Handling of formal parameters

In definitions, formal parameters are moved into the body. For example:

 	 def has_self_edge(x) = edge(x, x)
  => def has_self_edge = x: edge(x, x)

We follow the same approach for constraints, as the following example shows:

	 ic no_self_edge(x) node(x) implies not edge(x, x)
  => // Move formal parameters to the body expression:
     ic no_self_edge = x: node(x) implies not edge(x,x)
  => // Rewrite:
	def no_self_edge_def = x: node(x) and edge(x, x)

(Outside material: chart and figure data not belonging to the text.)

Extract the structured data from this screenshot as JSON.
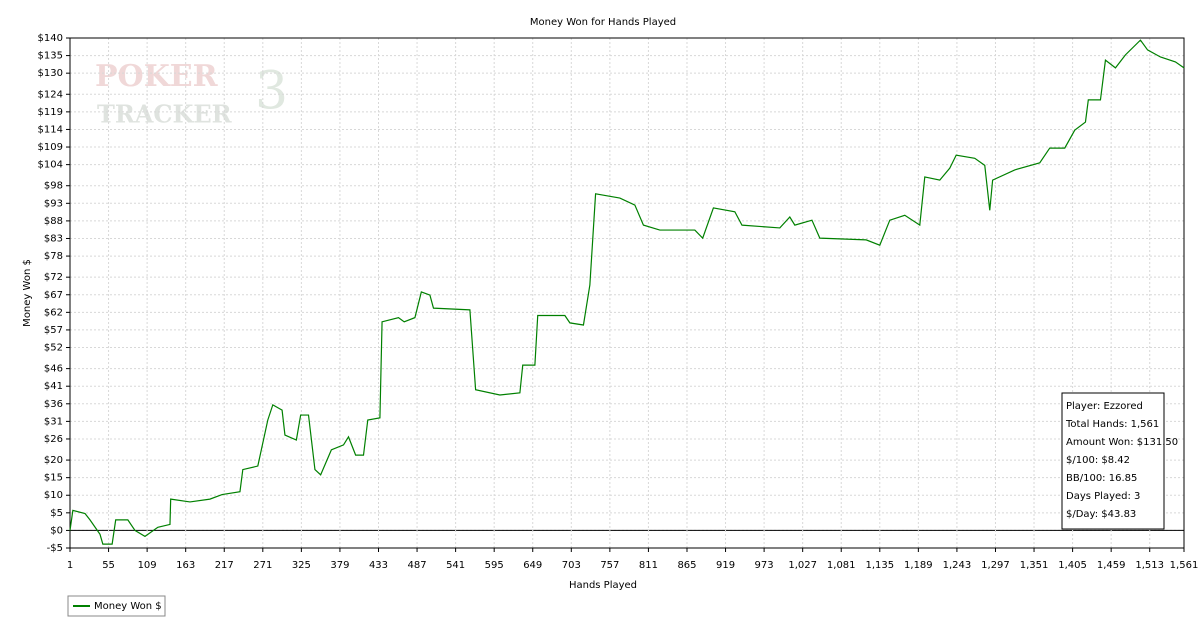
{
  "chart_data": {
    "type": "line",
    "title": "Money Won for Hands Played",
    "xlabel": "Hands Played",
    "ylabel": "Money Won $",
    "watermark": [
      "POKER",
      "TRACKER",
      "3"
    ],
    "series": [
      {
        "name": "Money Won $",
        "color": "#008000",
        "x": [
          1,
          5,
          22,
          29,
          43,
          47,
          60,
          65,
          82,
          92,
          106,
          124,
          141,
          142,
          169,
          197,
          214,
          239,
          243,
          264,
          278,
          285,
          298,
          302,
          318,
          324,
          335,
          344,
          352,
          367,
          384,
          391,
          401,
          412,
          418,
          435,
          438,
          461,
          469,
          484,
          493,
          505,
          510,
          561,
          569,
          603,
          631,
          635,
          652,
          656,
          694,
          701,
          720,
          729,
          737,
          771,
          792,
          804,
          827,
          876,
          887,
          902,
          932,
          942,
          995,
          1009,
          1016,
          1040,
          1051,
          1116,
          1135,
          1149,
          1170,
          1191,
          1198,
          1219,
          1233,
          1242,
          1268,
          1282,
          1289,
          1293,
          1324,
          1359,
          1373,
          1394,
          1408,
          1423,
          1427,
          1444,
          1451,
          1465,
          1479,
          1500,
          1510,
          1528,
          1549,
          1561
        ],
        "values": [
          0,
          5.7,
          4.8,
          3,
          -1.1,
          -3.9,
          -3.9,
          3,
          3,
          0,
          -1.7,
          0.9,
          1.7,
          8.9,
          8.1,
          8.9,
          10.2,
          11,
          17.3,
          18.3,
          31.4,
          35.7,
          34.2,
          27.1,
          25.7,
          32.8,
          32.8,
          17.3,
          15.8,
          22.9,
          24.3,
          26.6,
          21.4,
          21.4,
          31.4,
          32,
          59.3,
          60.5,
          59.3,
          60.5,
          67.8,
          66.9,
          63.2,
          62.7,
          40,
          38.5,
          39.1,
          47,
          47,
          61.1,
          61.1,
          59,
          58.4,
          69.8,
          95.7,
          94.5,
          92.5,
          86.8,
          85.4,
          85.4,
          83.1,
          91.7,
          90.6,
          86.8,
          86,
          89.1,
          86.8,
          88.2,
          83.1,
          82.6,
          81.1,
          88.2,
          89.6,
          86.8,
          100.5,
          99.6,
          103,
          106.7,
          105.8,
          103.8,
          91,
          99.6,
          102.5,
          104.5,
          108.7,
          108.7,
          113.8,
          116.1,
          122.4,
          122.4,
          133.7,
          131.5,
          135.2,
          139.4,
          136.6,
          134.6,
          133.2,
          131.5
        ]
      }
    ],
    "xlim": [
      1,
      1561
    ],
    "xticks": [
      1,
      55,
      109,
      163,
      217,
      271,
      325,
      379,
      433,
      487,
      541,
      595,
      649,
      703,
      757,
      811,
      865,
      919,
      973,
      {
        "value": 1027,
        "label": "1,027"
      },
      {
        "value": 1081,
        "label": "1,081"
      },
      {
        "value": 1135,
        "label": "1,135"
      },
      {
        "value": 1189,
        "label": "1,189"
      },
      {
        "value": 1243,
        "label": "1,243"
      },
      {
        "value": 1297,
        "label": "1,297"
      },
      {
        "value": 1351,
        "label": "1,351"
      },
      {
        "value": 1405,
        "label": "1,405"
      },
      {
        "value": 1459,
        "label": "1,459"
      },
      {
        "value": 1513,
        "label": "1,513"
      },
      {
        "value": 1561,
        "label": "1,561"
      }
    ],
    "ylim": [
      -5,
      140
    ],
    "yticks": [
      {
        "value": -5,
        "label": "-$5"
      },
      {
        "value": 0,
        "label": "$0"
      },
      {
        "value": 5,
        "label": "$5"
      },
      {
        "value": 10,
        "label": "$10"
      },
      {
        "value": 15,
        "label": "$15"
      },
      {
        "value": 20,
        "label": "$20"
      },
      {
        "value": 26,
        "label": "$26"
      },
      {
        "value": 31,
        "label": "$31"
      },
      {
        "value": 36,
        "label": "$36"
      },
      {
        "value": 41,
        "label": "$41"
      },
      {
        "value": 46,
        "label": "$46"
      },
      {
        "value": 52,
        "label": "$52"
      },
      {
        "value": 57,
        "label": "$57"
      },
      {
        "value": 62,
        "label": "$62"
      },
      {
        "value": 67,
        "label": "$67"
      },
      {
        "value": 72,
        "label": "$72"
      },
      {
        "value": 78,
        "label": "$78"
      },
      {
        "value": 83,
        "label": "$83"
      },
      {
        "value": 88,
        "label": "$88"
      },
      {
        "value": 93,
        "label": "$93"
      },
      {
        "value": 98,
        "label": "$98"
      },
      {
        "value": 104,
        "label": "$104"
      },
      {
        "value": 109,
        "label": "$109"
      },
      {
        "value": 114,
        "label": "$114"
      },
      {
        "value": 119,
        "label": "$119"
      },
      {
        "value": 124,
        "label": "$124"
      },
      {
        "value": 130,
        "label": "$130"
      },
      {
        "value": 135,
        "label": "$135"
      },
      {
        "value": 140,
        "label": "$140"
      }
    ],
    "grid": true,
    "stats": [
      "Player: Ezzored",
      "Total Hands: 1,561",
      "Amount Won: $131.50",
      "$/100: $8.42",
      "BB/100: 16.85",
      "Days Played: 3",
      "$/Day: $43.83"
    ]
  }
}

Representing IC Violations

One of our main design decisions is to separate the database logic from transaction control. Therefore, we introduce two relations during the course of evaluating Integrity Constraints:

  • The :abort relation, which evaluates to true if a constraint is violated. Currently, when an abort is triggered an exception is thrown to the end user. In the future, it will be up to the transaction control semantics to handle the abort.
  • The :output relation, which represents the IC violations relationally. The :output relation includes information about the violating constraints.

Currently we implement a mechanism that expresses the abort and output relations as disjunctions of constraint-violation definitions, as shown below:

def edge = {(2,2); (5,78); (3,1); (2,5); (6,1)}
def node = {1; 2; 3; 5; 78; 6; -1}
ic positive_node(x) = node(x) implies x > 0
ic no_self_edge(a, b) = edge(a, b) implies a != b

Internally these constraints would be translated to the following relation definitions:

def positive_node_def(x) = not(node(x) implies x > 0)
def no_self_edge_def(x, y) = not(edge(a, b) implies a != b)

def abort = exists(positive_node_def) or exists(no_self_edge_def)
def output(icname) =
   (icname = :positive_node_def and exists(positive_node_def)) or
   (icname = :no_self_edge_def and exists(no_self_edge_def))